Is there a way to launch a single RASA Core Server(Host Rest API) and access multiple dialogue\NLU models from the same RASA Core Server?.
I have gotten to this from the docs.
python -m rasa_core.run --enable_api -d C:/workfolder/luma-nlp/rasa-poc/project-models/aws-vm-stop-restart-terminate/dialogue -u C:/workfolder/luma-nlp/rasa-poc/project-models/aws-vm-stop-restart-terminate/default/model_20181018-165254 --endpoints endpoints.yml
But this launches a server specific to unique NLU and Dialogue model. But my requirement is to be able to launch a single RASA Core server and be able to access different NLU and dialogue models using HTTP Rest calls. Any help on this will help me get through something i’ve been trying for a week continuously.
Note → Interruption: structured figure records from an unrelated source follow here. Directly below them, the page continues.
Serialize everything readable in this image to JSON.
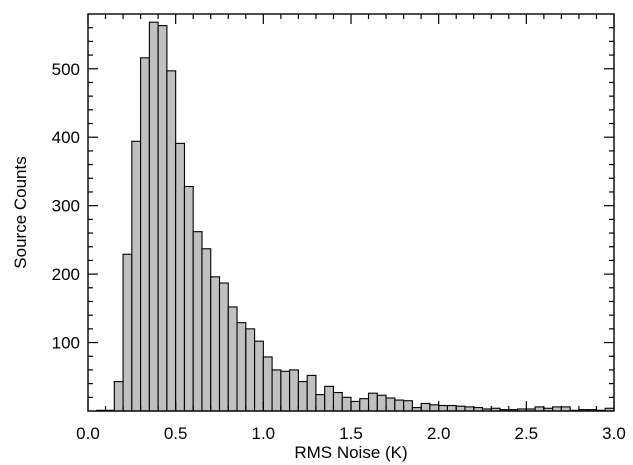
{
  "chart_data": {
    "type": "bar",
    "title": "",
    "xlabel": "RMS Noise (K)",
    "ylabel": "Source Counts",
    "xlim": [
      0.0,
      3.0
    ],
    "ylim": [
      0,
      580
    ],
    "bin_width": 0.05,
    "grid": false,
    "legend": "none",
    "bar_fill": "#c0c0c0",
    "bar_stroke": "#000000",
    "x_ticks": [
      {
        "value": 0.0,
        "label": "0.0"
      },
      {
        "value": 0.5,
        "label": "0.5"
      },
      {
        "value": 1.0,
        "label": "1.0"
      },
      {
        "value": 1.5,
        "label": "1.5"
      },
      {
        "value": 2.0,
        "label": "2.0"
      },
      {
        "value": 2.5,
        "label": "2.5"
      },
      {
        "value": 3.0,
        "label": "3.0"
      }
    ],
    "y_ticks": [
      {
        "value": 100,
        "label": "100"
      },
      {
        "value": 200,
        "label": "200"
      },
      {
        "value": 300,
        "label": "300"
      },
      {
        "value": 400,
        "label": "400"
      },
      {
        "value": 500,
        "label": "500"
      }
    ],
    "bins": [
      0.05,
      0.1,
      0.15,
      0.2,
      0.25,
      0.3,
      0.35,
      0.4,
      0.45,
      0.5,
      0.55,
      0.6,
      0.65,
      0.7,
      0.75,
      0.8,
      0.85,
      0.9,
      0.95,
      1.0,
      1.05,
      1.1,
      1.15,
      1.2,
      1.25,
      1.3,
      1.35,
      1.4,
      1.45,
      1.5,
      1.55,
      1.6,
      1.65,
      1.7,
      1.75,
      1.8,
      1.85,
      1.9,
      1.95,
      2.0,
      2.05,
      2.1,
      2.15,
      2.2,
      2.25,
      2.3,
      2.35,
      2.4,
      2.45,
      2.5,
      2.55,
      2.6,
      2.65,
      2.7,
      2.75,
      2.8,
      2.85,
      2.9,
      2.95
    ],
    "values": [
      1,
      1,
      43,
      229,
      394,
      516,
      568,
      563,
      497,
      391,
      328,
      262,
      237,
      196,
      187,
      152,
      129,
      120,
      102,
      79,
      60,
      58,
      60,
      43,
      52,
      24,
      36,
      27,
      20,
      14,
      18,
      26,
      23,
      19,
      16,
      15,
      5,
      11,
      9,
      8,
      8,
      7,
      6,
      5,
      3,
      4,
      2,
      2,
      3,
      3,
      6,
      4,
      6,
      6,
      1,
      2,
      2,
      1,
      4
    ]
  }
}
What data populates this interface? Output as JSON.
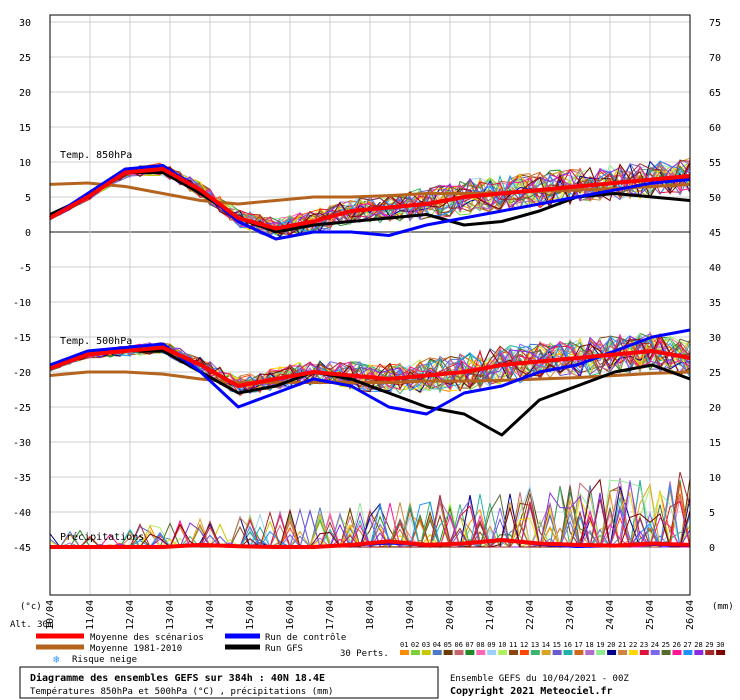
{
  "chart_data": {
    "type": "line",
    "left_axis": {
      "unit": "(°c)",
      "ticks": [
        30,
        25,
        20,
        15,
        10,
        5,
        0,
        -5,
        -10,
        -15,
        -20,
        -25,
        -30,
        -35,
        -40,
        -45
      ],
      "range": [
        -45,
        30
      ]
    },
    "right_axis": {
      "unit": "(mm)",
      "ticks": [
        75,
        70,
        65,
        60,
        55,
        50,
        45,
        40,
        35,
        30,
        25,
        20,
        15,
        10,
        5,
        0
      ],
      "range": [
        0,
        75
      ]
    },
    "dates": [
      "10/04",
      "11/04",
      "12/04",
      "13/04",
      "14/04",
      "15/04",
      "16/04",
      "17/04",
      "18/04",
      "19/04",
      "20/04",
      "21/04",
      "22/04",
      "23/04",
      "24/04",
      "25/04",
      "26/04"
    ],
    "panel_labels": {
      "t850": "Temp. 850hPa",
      "t500": "Temp. 500hPa",
      "precip": "Précipitations"
    },
    "altitude": "Alt. 30m",
    "series": {
      "t850_mean": [
        2,
        5,
        8.5,
        9,
        6,
        2,
        0.5,
        1.5,
        3,
        3.5,
        4,
        5,
        5.5,
        6,
        6.5,
        7,
        7.5,
        8
      ],
      "t850_climo": [
        6.8,
        7,
        6.5,
        5.5,
        4.5,
        4,
        4.5,
        5,
        5,
        5.2,
        5.5,
        5.5,
        5.6,
        5.8,
        6,
        6.2,
        6.5,
        6.8
      ],
      "t850_control": [
        2,
        5.5,
        9,
        9.5,
        6,
        1.5,
        -1,
        0,
        0,
        -0.5,
        1,
        2,
        3,
        4,
        5,
        6,
        7,
        7.5
      ],
      "t850_gfs": [
        2.5,
        5,
        8.5,
        8.5,
        5.5,
        2,
        0,
        1,
        1.5,
        2,
        2.5,
        1,
        1.5,
        3,
        5,
        5.5,
        5,
        4.5
      ],
      "t500_mean": [
        -19.5,
        -17.5,
        -17,
        -16.5,
        -19,
        -22,
        -21,
        -20,
        -20.5,
        -21,
        -20.5,
        -20,
        -19,
        -18.5,
        -18,
        -17.5,
        -17,
        -18
      ],
      "t500_climo": [
        -20.5,
        -20,
        -20,
        -20.3,
        -21,
        -21.5,
        -21.5,
        -21.5,
        -21.5,
        -21.5,
        -21.3,
        -21.3,
        -21.2,
        -21,
        -20.8,
        -20.5,
        -20.2,
        -20
      ],
      "t500_control": [
        -19,
        -17,
        -16.5,
        -16,
        -20,
        -25,
        -23,
        -21,
        -22,
        -25,
        -26,
        -23,
        -22,
        -20,
        -19,
        -17,
        -15,
        -14
      ],
      "t500_gfs": [
        -19,
        -17.5,
        -17,
        -17,
        -20,
        -23,
        -22,
        -20,
        -21,
        -23,
        -25,
        -26,
        -29,
        -24,
        -22,
        -20,
        -19,
        -21
      ],
      "precip_mean": [
        0,
        0,
        0,
        0,
        0.3,
        0.1,
        0,
        0,
        0.3,
        0.8,
        0.3,
        0.5,
        1,
        0.5,
        0.3,
        0.2,
        0.5,
        0.3
      ],
      "precip_control": [
        0,
        0,
        0,
        0,
        0.2,
        0,
        0,
        0,
        0.2,
        0.5,
        0.2,
        0.4,
        1,
        0.3,
        0,
        0.1,
        0.3,
        0.1
      ]
    }
  },
  "legend": {
    "mean": "Moyenne des scénarios",
    "climo": "Moyenne 1981-2010",
    "snow": "Risque neige",
    "control": "Run de contrôle",
    "gfs": "Run GFS",
    "perts_label": "30 Perts.",
    "perts": [
      "01",
      "02",
      "03",
      "04",
      "05",
      "06",
      "07",
      "08",
      "09",
      "10",
      "11",
      "12",
      "13",
      "14",
      "15",
      "16",
      "17",
      "18",
      "19",
      "20",
      "21",
      "22",
      "23",
      "24",
      "25",
      "26",
      "27",
      "28",
      "29",
      "30"
    ],
    "pert_colors": [
      "#ff8c00",
      "#7dcf3a",
      "#c8c800",
      "#4b78c8",
      "#6a3a00",
      "#c8646e",
      "#228b22",
      "#ff69b4",
      "#9bd0ff",
      "#b0f060",
      "#8b4513",
      "#ff4500",
      "#3cb371",
      "#daa520",
      "#6a5acd",
      "#20b2aa",
      "#d2691e",
      "#b06ec8",
      "#90ee90",
      "#00008b",
      "#cd853f",
      "#ffd700",
      "#dc143c",
      "#7b68ee",
      "#556b2f",
      "#ff1493",
      "#1e90ff",
      "#8a2be2",
      "#a52a2a",
      "#800000"
    ]
  },
  "colors": {
    "mean": "#ff0000",
    "climo": "#b4641e",
    "control": "#0000ff",
    "gfs": "#000000"
  },
  "footer": {
    "title": "Diagramme des ensembles GEFS sur 384h : 40N 18.4E",
    "subtitle": "Températures 850hPa et 500hPa (°C) , précipitations (mm)",
    "run": "Ensemble GEFS du 10/04/2021 - 00Z",
    "copyright": "Copyright 2021 Meteociel.fr"
  }
}
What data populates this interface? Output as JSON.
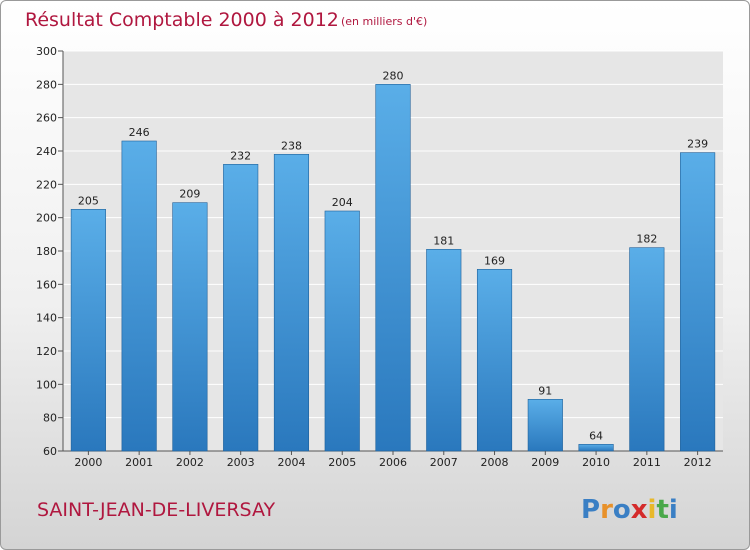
{
  "chart_data": {
    "type": "bar",
    "title": "Résultat Comptable 2000 à 2012",
    "subtitle": "(en milliers d'€)",
    "categories": [
      "2000",
      "2001",
      "2002",
      "2003",
      "2004",
      "2005",
      "2006",
      "2007",
      "2008",
      "2009",
      "2010",
      "2011",
      "2012"
    ],
    "values": [
      205,
      246,
      209,
      232,
      238,
      204,
      280,
      181,
      169,
      91,
      64,
      182,
      239
    ],
    "ylim": [
      60,
      300
    ],
    "yticks": [
      60,
      80,
      100,
      120,
      140,
      160,
      180,
      200,
      220,
      240,
      260,
      280,
      300
    ],
    "grid": true,
    "colors": {
      "bar_light": "#5aaee8",
      "bar_dark": "#2a78bd",
      "title": "#b0173f"
    }
  },
  "footer": {
    "city": "SAINT-JEAN-DE-LIVERSAY",
    "logo_letters": [
      "P",
      "r",
      "o",
      "x",
      "i",
      "t",
      "i"
    ],
    "logo_colors": [
      "#3a7fc4",
      "#e8912a",
      "#3a7fc4",
      "#d42b2b",
      "#e8b82a",
      "#4aa84a",
      "#3a7fc4"
    ]
  }
}
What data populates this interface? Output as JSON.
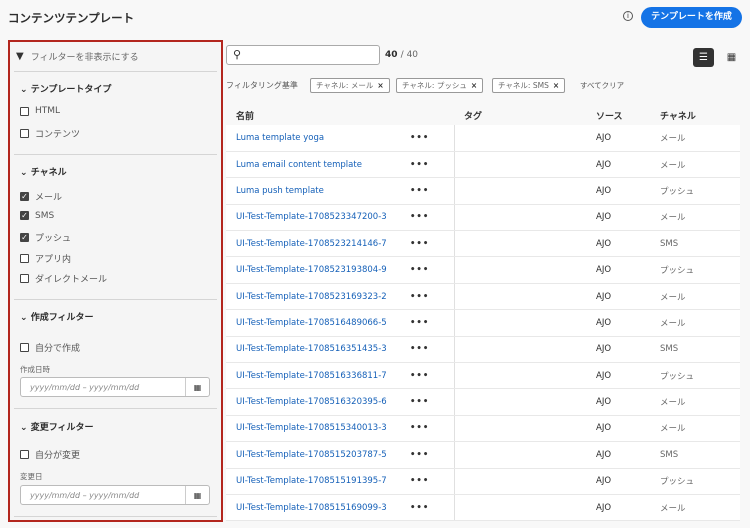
{
  "header": {
    "title": "コンテンツテンプレート",
    "create_button": "テンプレートを作成",
    "info_icon": "info-icon"
  },
  "sidebar": {
    "hide_filters": "フィルターを非表示にする",
    "template_type": {
      "title": "テンプレートタイプ",
      "options": [
        {
          "label": "HTML",
          "checked": false
        },
        {
          "label": "コンテンツ",
          "checked": false
        }
      ]
    },
    "channel": {
      "title": "チャネル",
      "options": [
        {
          "label": "メール",
          "checked": true
        },
        {
          "label": "SMS",
          "checked": true
        },
        {
          "label": "プッシュ",
          "checked": true
        },
        {
          "label": "アプリ内",
          "checked": false
        },
        {
          "label": "ダイレクトメール",
          "checked": false
        }
      ]
    },
    "created": {
      "title": "作成フィルター",
      "mine": "自分で作成",
      "date_label": "作成日時",
      "date_placeholder": "yyyy/mm/dd  –  yyyy/mm/dd"
    },
    "modified": {
      "title": "変更フィルター",
      "mine": "自分が変更",
      "date_label": "変更日",
      "date_placeholder": "yyyy/mm/dd  –  yyyy/mm/dd"
    }
  },
  "toolbar": {
    "search_value": "",
    "count": "40",
    "total": "/ 40",
    "filtered_by": "フィルタリング基準",
    "chips": [
      "チャネル: メール",
      "チャネル: プッシュ",
      "チャネル: SMS"
    ],
    "clear_all": "すべてクリア"
  },
  "table": {
    "headers": [
      "名前",
      "タグ",
      "ソース",
      "チャネル"
    ],
    "rows": [
      {
        "name": "Luma template yoga",
        "source": "AJO",
        "channel": "メール"
      },
      {
        "name": "Luma email content template",
        "source": "AJO",
        "channel": "メール"
      },
      {
        "name": "Luma push template",
        "source": "AJO",
        "channel": "プッシュ"
      },
      {
        "name": "UI-Test-Template-1708523347200-3",
        "source": "AJO",
        "channel": "メール"
      },
      {
        "name": "UI-Test-Template-1708523214146-7",
        "source": "AJO",
        "channel": "SMS"
      },
      {
        "name": "UI-Test-Template-1708523193804-9",
        "source": "AJO",
        "channel": "プッシュ"
      },
      {
        "name": "UI-Test-Template-1708523169323-2",
        "source": "AJO",
        "channel": "メール"
      },
      {
        "name": "UI-Test-Template-1708516489066-5",
        "source": "AJO",
        "channel": "メール"
      },
      {
        "name": "UI-Test-Template-1708516351435-3",
        "source": "AJO",
        "channel": "SMS"
      },
      {
        "name": "UI-Test-Template-1708516336811-7",
        "source": "AJO",
        "channel": "プッシュ"
      },
      {
        "name": "UI-Test-Template-1708516320395-6",
        "source": "AJO",
        "channel": "メール"
      },
      {
        "name": "UI-Test-Template-1708515340013-3",
        "source": "AJO",
        "channel": "メール"
      },
      {
        "name": "UI-Test-Template-1708515203787-5",
        "source": "AJO",
        "channel": "SMS"
      },
      {
        "name": "UI-Test-Template-1708515191395-7",
        "source": "AJO",
        "channel": "プッシュ"
      },
      {
        "name": "UI-Test-Template-1708515169099-3",
        "source": "AJO",
        "channel": "メール"
      }
    ]
  }
}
Even if you have any suggestions to go about solving this problem don’t hesitate to point me in that direction.
rasa_core.run starts up a new server and loads the model in memory to serve predictions. If you work with large models typically with deep learning that’s the case, you will run into out of memory issues. Frankly i don’t agree with the multi model approach on rasa nlu either. with large models typical with a vector set of around 500mb to 1gb, loading more than one of them in the memory of a single machine given how the cloud infrastructure is built will run up unneccessary cost. infact i would rather work with containers with limited memory and start as many rasa server as i would want.
What you are looking for i suppose is providing a hosted service for different business on your own infrastructure for their own bots, i would address it with a containerisation approach instead. You are more dynamic working pods than putting different models in memory of a single server
so if I put different projects in different containers, how do I serve that application in a single port of the server, I found some articles on HTTP reverse proxy methods using Nginx. Is that possible in my case?
I may have several projects and several models to serve